In production, use even number versions like 4 or 6, these are the Long Term Support versions that will be patched for a certain time. These are the versions at which node.js is considered production-ready. The odd number versions are not LTS and you should generally stay away from them if you're worried about production stability.

You should use NVM for managing versions, switching out a version is as easy as a single command, not to mention installing node.js through NVM takes care of every single permissions mumbo-jumbo problem I've ever encountered (global installs, jumbled installs, unhelpful or uncommon errors) and seen people inquire about. After NVM, node stopped being about googling problems and became a smooth experience.

Upgrading node.js should not be very necessary unless your project calls for it (medium to large scale, you have read changelogs and understand some new feature or fix that will benefit you greatly), or you're upgrading to a minor/patch version like from 6.0.0 to 6.2.14 or something (fyi those are not real version numbers). In which case you had better written a comprehensive test suite with 100% coverage so you can make sure things are still functioning after you punch in that aforementioned single NVM command.

If you're later upgrading from 6 to 8 then your tests better have tests ;) /s

In my production environment, I only run LTS NodeJS versions. At the moment, I still use v4, but I am working on the switch to v6.

Since I only write applications for internal use, the servers are not connected to the internet and I have to manually patch node, npm, my applications and their dependencies. But even if the servers had internet access, I would patch them very rarely and carefully.
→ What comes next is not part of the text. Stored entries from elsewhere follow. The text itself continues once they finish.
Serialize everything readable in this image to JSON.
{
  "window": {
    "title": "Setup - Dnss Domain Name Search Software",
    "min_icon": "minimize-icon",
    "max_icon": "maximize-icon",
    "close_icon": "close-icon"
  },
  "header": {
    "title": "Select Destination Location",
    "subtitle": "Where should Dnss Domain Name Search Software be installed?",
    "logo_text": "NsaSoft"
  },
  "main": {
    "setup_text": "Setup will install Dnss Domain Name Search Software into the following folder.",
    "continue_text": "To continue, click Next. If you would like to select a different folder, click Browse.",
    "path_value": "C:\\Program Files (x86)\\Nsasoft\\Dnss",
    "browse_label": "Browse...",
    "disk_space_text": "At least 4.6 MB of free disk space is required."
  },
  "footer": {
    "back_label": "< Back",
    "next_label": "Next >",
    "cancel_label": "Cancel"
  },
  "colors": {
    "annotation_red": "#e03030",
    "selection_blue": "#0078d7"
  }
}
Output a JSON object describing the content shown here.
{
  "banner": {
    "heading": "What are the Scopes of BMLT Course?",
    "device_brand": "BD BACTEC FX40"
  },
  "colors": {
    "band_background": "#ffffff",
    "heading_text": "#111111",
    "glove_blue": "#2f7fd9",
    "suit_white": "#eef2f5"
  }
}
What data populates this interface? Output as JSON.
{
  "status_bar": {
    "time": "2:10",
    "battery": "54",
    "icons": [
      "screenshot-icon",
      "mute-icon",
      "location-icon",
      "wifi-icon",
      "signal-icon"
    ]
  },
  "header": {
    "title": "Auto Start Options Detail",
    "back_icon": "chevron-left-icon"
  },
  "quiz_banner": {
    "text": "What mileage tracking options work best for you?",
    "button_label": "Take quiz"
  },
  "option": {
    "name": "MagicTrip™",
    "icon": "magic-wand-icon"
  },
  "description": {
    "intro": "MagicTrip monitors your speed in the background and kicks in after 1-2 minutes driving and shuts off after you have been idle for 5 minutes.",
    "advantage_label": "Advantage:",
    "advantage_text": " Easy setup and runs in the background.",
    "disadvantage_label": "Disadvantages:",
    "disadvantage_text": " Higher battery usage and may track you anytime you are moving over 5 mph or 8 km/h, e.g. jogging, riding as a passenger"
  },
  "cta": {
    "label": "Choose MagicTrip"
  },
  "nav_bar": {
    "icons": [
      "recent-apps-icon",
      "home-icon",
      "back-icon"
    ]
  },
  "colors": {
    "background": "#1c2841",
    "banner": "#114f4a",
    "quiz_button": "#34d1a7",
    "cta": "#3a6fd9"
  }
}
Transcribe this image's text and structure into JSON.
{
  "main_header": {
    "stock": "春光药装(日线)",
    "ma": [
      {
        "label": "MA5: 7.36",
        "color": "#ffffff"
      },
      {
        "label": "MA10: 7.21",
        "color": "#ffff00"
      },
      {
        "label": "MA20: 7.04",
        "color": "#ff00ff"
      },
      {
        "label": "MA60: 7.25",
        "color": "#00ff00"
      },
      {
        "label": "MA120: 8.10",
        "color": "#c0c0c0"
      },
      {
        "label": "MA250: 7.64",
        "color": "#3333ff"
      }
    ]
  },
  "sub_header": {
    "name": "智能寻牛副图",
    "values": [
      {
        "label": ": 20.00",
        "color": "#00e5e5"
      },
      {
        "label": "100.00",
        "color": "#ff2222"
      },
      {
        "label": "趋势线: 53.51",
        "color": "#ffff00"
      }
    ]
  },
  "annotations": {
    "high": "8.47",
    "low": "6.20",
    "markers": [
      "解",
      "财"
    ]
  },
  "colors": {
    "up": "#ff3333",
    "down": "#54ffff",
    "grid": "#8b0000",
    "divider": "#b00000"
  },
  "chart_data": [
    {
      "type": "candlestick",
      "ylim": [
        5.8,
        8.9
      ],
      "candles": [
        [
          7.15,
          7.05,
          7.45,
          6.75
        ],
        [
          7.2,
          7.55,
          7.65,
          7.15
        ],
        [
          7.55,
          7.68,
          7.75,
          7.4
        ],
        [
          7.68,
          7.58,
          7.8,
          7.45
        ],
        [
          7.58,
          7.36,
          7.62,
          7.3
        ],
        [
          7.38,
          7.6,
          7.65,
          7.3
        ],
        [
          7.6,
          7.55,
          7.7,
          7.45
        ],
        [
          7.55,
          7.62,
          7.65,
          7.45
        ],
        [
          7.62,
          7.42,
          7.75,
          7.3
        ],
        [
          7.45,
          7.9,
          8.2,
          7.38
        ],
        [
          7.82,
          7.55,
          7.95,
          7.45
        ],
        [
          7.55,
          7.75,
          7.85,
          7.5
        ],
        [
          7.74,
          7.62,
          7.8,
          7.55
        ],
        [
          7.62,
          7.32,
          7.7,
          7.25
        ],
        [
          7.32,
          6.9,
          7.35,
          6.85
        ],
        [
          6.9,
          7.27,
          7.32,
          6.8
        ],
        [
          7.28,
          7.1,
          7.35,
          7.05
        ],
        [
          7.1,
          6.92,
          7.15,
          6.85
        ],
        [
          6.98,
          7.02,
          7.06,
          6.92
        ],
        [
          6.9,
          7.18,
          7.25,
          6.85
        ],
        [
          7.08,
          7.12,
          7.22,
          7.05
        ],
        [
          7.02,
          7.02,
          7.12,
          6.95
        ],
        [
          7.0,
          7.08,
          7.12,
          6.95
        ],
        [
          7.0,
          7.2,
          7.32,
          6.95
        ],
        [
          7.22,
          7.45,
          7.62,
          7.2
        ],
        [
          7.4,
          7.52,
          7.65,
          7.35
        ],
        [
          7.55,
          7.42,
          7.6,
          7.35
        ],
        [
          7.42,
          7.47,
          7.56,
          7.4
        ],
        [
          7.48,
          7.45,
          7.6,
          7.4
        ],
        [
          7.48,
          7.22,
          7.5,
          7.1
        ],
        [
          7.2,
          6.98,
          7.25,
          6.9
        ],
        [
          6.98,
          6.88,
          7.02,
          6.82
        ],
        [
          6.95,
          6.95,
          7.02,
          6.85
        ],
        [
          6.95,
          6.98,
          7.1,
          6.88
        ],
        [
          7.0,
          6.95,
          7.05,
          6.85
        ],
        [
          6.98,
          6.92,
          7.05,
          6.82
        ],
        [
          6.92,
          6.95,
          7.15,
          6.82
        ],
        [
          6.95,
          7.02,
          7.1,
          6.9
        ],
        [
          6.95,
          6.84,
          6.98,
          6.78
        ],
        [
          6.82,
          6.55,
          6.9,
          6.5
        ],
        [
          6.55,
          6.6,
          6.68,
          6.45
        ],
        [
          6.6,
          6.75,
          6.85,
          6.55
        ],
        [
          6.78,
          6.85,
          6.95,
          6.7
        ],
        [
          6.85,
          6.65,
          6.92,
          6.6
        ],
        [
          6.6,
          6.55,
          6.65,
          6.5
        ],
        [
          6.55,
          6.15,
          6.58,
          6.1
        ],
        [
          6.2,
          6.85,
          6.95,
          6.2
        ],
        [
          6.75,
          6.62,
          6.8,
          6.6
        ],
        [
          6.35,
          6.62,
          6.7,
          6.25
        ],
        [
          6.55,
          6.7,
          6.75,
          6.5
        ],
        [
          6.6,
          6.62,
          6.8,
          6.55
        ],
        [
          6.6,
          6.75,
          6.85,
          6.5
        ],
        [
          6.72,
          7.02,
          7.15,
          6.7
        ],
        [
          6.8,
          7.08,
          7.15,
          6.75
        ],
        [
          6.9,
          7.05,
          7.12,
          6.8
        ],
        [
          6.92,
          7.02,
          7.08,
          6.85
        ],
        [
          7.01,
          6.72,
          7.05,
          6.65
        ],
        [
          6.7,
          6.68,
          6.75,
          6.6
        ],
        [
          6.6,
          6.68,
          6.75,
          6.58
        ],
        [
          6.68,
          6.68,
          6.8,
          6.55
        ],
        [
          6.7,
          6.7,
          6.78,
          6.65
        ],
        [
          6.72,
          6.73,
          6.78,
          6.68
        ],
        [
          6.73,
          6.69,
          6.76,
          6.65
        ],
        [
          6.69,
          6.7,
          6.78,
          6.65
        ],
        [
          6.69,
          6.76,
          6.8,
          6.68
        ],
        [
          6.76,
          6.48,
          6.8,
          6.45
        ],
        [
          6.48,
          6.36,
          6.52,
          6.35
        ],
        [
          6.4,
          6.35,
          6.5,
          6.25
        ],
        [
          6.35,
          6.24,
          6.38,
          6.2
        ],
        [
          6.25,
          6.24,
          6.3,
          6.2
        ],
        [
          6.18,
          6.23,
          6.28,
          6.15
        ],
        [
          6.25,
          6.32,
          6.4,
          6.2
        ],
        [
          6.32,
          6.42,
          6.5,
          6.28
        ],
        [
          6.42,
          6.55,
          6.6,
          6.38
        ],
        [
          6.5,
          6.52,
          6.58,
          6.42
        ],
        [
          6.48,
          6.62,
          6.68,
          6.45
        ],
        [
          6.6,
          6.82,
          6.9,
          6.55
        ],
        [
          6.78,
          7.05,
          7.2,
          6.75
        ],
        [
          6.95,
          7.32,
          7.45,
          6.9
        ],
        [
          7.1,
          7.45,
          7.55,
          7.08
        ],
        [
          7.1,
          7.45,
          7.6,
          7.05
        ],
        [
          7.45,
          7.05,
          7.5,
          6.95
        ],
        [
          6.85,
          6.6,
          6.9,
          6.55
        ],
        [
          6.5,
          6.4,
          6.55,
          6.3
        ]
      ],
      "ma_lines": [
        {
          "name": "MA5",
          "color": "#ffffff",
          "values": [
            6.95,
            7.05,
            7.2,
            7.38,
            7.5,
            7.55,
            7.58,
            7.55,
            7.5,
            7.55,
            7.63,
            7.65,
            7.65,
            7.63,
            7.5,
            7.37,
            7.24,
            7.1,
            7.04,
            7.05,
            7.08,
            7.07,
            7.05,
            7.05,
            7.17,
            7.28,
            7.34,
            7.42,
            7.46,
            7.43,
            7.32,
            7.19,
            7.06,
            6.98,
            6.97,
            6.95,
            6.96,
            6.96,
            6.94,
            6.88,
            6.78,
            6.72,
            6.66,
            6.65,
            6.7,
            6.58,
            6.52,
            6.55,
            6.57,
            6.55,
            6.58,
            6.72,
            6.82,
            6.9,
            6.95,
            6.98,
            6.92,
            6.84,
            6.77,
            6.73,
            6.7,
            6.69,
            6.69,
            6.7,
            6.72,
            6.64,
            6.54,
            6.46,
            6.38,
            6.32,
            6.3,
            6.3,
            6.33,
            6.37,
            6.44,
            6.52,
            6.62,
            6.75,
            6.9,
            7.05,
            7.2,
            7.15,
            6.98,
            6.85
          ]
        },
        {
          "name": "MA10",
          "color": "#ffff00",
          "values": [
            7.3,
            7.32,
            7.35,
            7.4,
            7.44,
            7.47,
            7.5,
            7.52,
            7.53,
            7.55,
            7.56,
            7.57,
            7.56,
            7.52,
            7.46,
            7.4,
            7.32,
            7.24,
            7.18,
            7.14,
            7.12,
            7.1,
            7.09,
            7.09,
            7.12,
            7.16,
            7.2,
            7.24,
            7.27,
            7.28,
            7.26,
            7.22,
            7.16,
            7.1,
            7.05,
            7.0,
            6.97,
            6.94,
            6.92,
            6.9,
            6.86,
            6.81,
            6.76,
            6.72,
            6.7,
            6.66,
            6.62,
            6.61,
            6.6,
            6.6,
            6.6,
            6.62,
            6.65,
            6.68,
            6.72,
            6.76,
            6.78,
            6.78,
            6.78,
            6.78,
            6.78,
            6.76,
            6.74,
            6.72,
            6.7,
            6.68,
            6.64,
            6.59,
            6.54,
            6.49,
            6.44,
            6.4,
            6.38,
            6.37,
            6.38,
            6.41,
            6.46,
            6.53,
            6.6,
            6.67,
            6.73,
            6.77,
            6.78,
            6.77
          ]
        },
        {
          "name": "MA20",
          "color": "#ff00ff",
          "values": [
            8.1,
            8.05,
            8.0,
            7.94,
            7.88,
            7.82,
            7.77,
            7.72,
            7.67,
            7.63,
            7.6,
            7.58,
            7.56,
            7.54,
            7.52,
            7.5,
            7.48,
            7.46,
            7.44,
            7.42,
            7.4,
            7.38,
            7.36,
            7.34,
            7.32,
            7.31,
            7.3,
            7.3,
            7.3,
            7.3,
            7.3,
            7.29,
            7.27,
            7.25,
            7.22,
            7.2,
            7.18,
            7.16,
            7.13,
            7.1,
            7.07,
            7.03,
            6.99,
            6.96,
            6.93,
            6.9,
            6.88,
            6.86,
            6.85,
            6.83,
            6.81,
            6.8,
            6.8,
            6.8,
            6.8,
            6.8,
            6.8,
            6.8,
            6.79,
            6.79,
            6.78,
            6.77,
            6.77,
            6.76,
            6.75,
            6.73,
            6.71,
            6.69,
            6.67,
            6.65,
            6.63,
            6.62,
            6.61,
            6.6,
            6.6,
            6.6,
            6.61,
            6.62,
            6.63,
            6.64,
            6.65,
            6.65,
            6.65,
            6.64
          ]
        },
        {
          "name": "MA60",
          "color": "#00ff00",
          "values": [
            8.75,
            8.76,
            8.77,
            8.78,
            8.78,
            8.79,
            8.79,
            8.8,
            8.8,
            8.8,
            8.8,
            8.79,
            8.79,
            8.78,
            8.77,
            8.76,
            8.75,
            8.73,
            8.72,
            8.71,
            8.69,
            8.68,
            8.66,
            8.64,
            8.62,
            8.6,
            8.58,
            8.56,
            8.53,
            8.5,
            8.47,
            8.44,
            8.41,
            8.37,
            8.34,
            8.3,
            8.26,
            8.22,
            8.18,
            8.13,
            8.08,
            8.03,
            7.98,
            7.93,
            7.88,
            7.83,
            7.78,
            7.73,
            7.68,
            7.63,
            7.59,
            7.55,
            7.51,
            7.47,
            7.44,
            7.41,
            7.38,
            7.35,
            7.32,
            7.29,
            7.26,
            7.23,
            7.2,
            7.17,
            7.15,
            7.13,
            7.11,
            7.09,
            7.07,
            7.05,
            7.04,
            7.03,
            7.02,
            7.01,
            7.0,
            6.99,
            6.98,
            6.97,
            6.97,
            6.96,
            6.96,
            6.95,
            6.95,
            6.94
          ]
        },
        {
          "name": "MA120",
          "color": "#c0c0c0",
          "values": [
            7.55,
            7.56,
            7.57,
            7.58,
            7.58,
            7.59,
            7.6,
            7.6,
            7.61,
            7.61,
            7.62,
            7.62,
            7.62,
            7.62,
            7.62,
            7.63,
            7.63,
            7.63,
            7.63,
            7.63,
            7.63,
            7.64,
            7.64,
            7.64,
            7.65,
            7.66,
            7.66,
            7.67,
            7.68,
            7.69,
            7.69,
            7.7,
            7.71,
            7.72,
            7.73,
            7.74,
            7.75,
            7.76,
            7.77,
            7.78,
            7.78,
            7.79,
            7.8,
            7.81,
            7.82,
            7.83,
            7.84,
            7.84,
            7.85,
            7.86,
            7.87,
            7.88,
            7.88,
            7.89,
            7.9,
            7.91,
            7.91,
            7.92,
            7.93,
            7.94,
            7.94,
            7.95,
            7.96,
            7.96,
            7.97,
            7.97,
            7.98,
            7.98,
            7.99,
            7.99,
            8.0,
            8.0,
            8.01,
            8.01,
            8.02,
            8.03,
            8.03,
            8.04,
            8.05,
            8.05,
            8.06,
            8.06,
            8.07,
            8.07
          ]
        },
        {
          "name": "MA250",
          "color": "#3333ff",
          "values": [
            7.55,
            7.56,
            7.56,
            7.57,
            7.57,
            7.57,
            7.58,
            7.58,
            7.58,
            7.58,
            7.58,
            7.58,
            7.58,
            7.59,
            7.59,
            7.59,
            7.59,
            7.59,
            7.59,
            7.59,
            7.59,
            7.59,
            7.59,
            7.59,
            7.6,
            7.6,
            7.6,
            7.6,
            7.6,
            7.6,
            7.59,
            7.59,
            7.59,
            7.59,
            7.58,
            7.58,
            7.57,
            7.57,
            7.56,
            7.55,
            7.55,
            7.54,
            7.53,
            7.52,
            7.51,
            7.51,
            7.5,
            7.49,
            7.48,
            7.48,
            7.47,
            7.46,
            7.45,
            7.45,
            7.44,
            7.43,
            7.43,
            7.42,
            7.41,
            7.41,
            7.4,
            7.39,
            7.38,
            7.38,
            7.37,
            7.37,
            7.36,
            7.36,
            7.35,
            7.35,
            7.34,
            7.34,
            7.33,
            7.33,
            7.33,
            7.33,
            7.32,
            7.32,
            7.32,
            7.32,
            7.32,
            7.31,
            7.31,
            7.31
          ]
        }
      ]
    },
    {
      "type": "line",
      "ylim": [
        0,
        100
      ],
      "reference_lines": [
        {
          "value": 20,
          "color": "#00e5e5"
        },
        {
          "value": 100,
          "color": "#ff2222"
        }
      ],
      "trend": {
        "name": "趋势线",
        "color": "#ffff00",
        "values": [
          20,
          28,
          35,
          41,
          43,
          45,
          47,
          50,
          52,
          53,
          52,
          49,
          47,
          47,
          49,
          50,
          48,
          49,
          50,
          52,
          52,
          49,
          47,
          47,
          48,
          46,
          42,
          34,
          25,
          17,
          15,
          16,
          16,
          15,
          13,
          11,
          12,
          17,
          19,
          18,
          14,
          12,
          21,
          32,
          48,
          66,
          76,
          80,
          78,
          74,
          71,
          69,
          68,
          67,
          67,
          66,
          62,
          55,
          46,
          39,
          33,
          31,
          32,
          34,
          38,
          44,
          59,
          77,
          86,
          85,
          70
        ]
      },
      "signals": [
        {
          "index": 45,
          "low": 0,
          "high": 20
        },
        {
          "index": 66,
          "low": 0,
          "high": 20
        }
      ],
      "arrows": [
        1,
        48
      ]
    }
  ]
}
Never touch a running system (if not necessary)!

However, every morning, I check certain tools and blogs for new versions and changelogs and based on the results I decide if an upgrade to a later version is worth the trouble. Some keywords I look for are CVS, Security, Significant Performance Improvement and Bugfix. I usually check if my applications are affected and then do a test-patch on my dev machine. If everything works, I upload the changed environment to the productive systems in a well documented Change process and with the possibility to do a roll-back at any time.